AdversariaLLM: A Unified and Modular Toolbox for LLM Robustness Research
Tim Beyer 1,2, Jonas Dornbusch 1,2, Jakob Steimle 1,2, Moritz Ladenburger 1,2, Leo Schwinn 1,2, Stephan Günnemann 1,2
Published on arXiv
2511.04316
Input Manipulation Attack
OWASP ML Top 10 — ML01
Prompt Injection
OWASP LLM Top 10 — LLM01
Key Finding
Correctness fixes to tokenization filtering and chat templates alone yield up to 28% improvement in attack success rate compared to existing buggy implementations.
AdversariaLLM
Novel technique introduced
The rapid expansion of research on Large Language Model (LLM) safety and robustness has produced a fragmented and oftentimes buggy ecosystem of implementations, datasets, and evaluation methods. This fragmentation makes reproducibility and comparability across studies challenging, hindering meaningful progress. To address these issues, we introduce AdversariaLLM, a toolbox for conducting LLM jailbreak robustness research. Its design centers on reproducibility, correctness, and extensibility. The framework implements twelve adversarial attack algorithms, integrates seven benchmark datasets spanning harmfulness, over-refusal, and utility evaluation, and provides access to a wide range of open-weight LLMs via Hugging Face. The implementation includes advanced features for comparability and reproducibility such as compute-resource tracking, deterministic results, and distributional evaluation techniques. \name also integrates judging through the companion package JudgeZoo, which can also be used independently. Together, these components aim to establish a robust foundation for transparent, comparable, and reproducible research in LLM safety.
Key Contributions
- Identifies and fixes critical bugs in tokenization filtering, chat templates, and batched generation in existing tools, achieving up to 28% ASR improvement from correctness fixes alone.

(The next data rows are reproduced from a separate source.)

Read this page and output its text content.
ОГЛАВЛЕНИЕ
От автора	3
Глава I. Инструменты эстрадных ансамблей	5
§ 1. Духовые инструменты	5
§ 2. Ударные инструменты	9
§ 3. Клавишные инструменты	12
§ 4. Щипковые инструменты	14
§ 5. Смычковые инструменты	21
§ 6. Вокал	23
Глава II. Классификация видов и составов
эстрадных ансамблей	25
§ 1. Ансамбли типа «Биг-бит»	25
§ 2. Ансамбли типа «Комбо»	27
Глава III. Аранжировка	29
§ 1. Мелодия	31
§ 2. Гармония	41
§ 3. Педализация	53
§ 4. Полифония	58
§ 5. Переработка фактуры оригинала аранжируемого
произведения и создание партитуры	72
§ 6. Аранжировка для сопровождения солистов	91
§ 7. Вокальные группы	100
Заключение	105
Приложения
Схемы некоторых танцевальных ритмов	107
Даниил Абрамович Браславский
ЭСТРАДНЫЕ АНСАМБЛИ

- Unified framework implementing 12 adversarial attack algorithms (discrete, continuous, hybrid), 7 benchmark datasets covering harmfulness and over-refusal, and 13 automated judges via companion package JudgeZoo.
- Advanced reproducibility features including compute-resource tracking, deterministic results, Monte Carlo distributional evaluation, and 2.12× more consistent batched generation.
🛡️ Threat Analysis
The toolbox explicitly implements continuous/gradient-based attack methods (e.g., GCG-style adversarial suffix optimization) alongside discrete and hybrid approaches, covering the token-level perturbation attack paradigm for LLMs.